The Georgia Department of Education and Georgia Department of Public Health are releasing Georgia’s K-12 Recovery Plan – guidance to help schools plan for a safe return to in-person instruction in fall 2020.
The guidelines are intended to ensure the safety of students, staff, and families while remaining flexible, responsive, and achievable in the K-12 setting. They are guidelines, not mandates, and are adaptive to multiple scenarios. School districts should review the guidance in consultation with their local public health departments and choose which methods to adopt.
Georgia’s K-12 Restart Working Groups will meet through the summer and fall to build out resources for school district planning and implementation.
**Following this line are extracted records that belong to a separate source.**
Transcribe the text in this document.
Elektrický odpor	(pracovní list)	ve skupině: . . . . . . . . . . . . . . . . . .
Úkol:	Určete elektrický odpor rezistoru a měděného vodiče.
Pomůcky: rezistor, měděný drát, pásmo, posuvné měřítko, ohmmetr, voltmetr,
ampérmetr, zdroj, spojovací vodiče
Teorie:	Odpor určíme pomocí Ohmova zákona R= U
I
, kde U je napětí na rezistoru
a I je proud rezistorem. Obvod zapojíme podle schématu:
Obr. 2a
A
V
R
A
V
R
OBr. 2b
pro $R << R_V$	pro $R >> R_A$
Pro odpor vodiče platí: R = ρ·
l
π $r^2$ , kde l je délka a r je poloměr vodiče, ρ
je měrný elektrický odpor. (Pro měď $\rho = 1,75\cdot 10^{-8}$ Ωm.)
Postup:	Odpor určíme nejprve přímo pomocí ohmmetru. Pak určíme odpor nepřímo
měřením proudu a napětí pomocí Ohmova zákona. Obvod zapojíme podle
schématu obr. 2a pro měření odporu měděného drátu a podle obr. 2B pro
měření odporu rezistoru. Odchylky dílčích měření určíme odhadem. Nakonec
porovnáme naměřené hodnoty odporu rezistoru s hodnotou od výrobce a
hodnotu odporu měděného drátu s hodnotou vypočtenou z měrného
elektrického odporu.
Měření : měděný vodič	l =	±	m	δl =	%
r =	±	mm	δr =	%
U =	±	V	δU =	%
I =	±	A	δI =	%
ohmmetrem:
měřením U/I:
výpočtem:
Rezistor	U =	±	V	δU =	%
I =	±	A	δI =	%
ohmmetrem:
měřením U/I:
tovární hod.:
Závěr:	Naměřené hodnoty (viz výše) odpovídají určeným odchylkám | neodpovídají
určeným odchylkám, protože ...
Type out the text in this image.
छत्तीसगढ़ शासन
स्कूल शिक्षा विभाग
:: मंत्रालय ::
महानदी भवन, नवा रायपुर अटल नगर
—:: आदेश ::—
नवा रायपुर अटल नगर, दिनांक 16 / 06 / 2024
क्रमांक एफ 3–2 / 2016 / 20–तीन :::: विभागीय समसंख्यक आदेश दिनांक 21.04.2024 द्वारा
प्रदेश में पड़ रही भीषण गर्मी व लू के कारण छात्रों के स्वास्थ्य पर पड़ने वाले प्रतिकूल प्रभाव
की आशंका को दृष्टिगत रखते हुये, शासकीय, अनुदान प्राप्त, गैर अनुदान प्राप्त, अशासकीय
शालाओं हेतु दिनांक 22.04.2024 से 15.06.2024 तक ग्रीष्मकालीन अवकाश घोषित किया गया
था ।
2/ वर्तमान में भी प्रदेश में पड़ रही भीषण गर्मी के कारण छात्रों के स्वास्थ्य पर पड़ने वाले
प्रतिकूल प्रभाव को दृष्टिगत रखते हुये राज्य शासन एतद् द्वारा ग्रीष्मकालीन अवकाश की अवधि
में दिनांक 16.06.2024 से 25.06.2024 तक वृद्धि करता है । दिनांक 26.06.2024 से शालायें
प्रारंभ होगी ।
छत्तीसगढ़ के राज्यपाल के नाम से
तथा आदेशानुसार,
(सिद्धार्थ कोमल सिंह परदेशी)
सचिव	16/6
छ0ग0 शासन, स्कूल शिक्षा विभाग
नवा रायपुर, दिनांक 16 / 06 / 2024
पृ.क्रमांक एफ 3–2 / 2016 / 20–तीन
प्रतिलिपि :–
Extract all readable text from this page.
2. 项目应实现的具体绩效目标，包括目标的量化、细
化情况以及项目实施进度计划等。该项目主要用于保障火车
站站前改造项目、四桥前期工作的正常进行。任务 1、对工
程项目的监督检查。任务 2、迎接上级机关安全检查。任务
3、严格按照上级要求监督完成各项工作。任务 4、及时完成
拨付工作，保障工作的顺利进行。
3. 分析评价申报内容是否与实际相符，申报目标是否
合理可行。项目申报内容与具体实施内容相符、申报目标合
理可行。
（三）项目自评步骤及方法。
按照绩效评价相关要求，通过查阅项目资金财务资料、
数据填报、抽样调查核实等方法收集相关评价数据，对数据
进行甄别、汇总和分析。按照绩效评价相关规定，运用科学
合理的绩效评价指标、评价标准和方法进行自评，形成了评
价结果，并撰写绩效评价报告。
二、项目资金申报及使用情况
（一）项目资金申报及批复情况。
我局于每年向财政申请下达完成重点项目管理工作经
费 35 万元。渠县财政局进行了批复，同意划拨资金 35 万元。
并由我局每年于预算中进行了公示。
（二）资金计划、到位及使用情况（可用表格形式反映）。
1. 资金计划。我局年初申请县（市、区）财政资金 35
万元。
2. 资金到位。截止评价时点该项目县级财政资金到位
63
“We created these guidelines, in partnership with Dr. Kathleen Toomey and her team at the Georgia Department of Public Health, to give school districts a blueprint for a safe reopening that is realistic in the K-12 setting,” State School Superintendent Richard Woods said. “We have a responsibility to keep our students, teachers, school staff, and families safe and to provide the best possible education for our children. I’m confident these guidelines will help schools accomplish both of those objectives.”
The plan addresses practicing prevention, transporting students, entering school buildings, serving meals, transitioning between classes and spaces within the school, conducting large group gatherings, supporting teaching and learning, and protecting vulnerable populations in areas of substantial, minimal to moderate, and low to no spread of COVID-19.
“We all want to open schools, but our primary goal is to provide the safest possible environments for students, teachers and staff,” said Kathleen E. Toomey, M.D., M.P.H., Georgia Department of Public Health commissioner. “DPH and DOE share a long history of partnership and collaboration and have worked together to develop these guidelines for healthy learning opportunities as we navigate this COVID-19 pandemic.”
The guidelines specifically address measures to ensure that students and teachers who are medically fragile have viable options even as schools reopen for in-person instruction.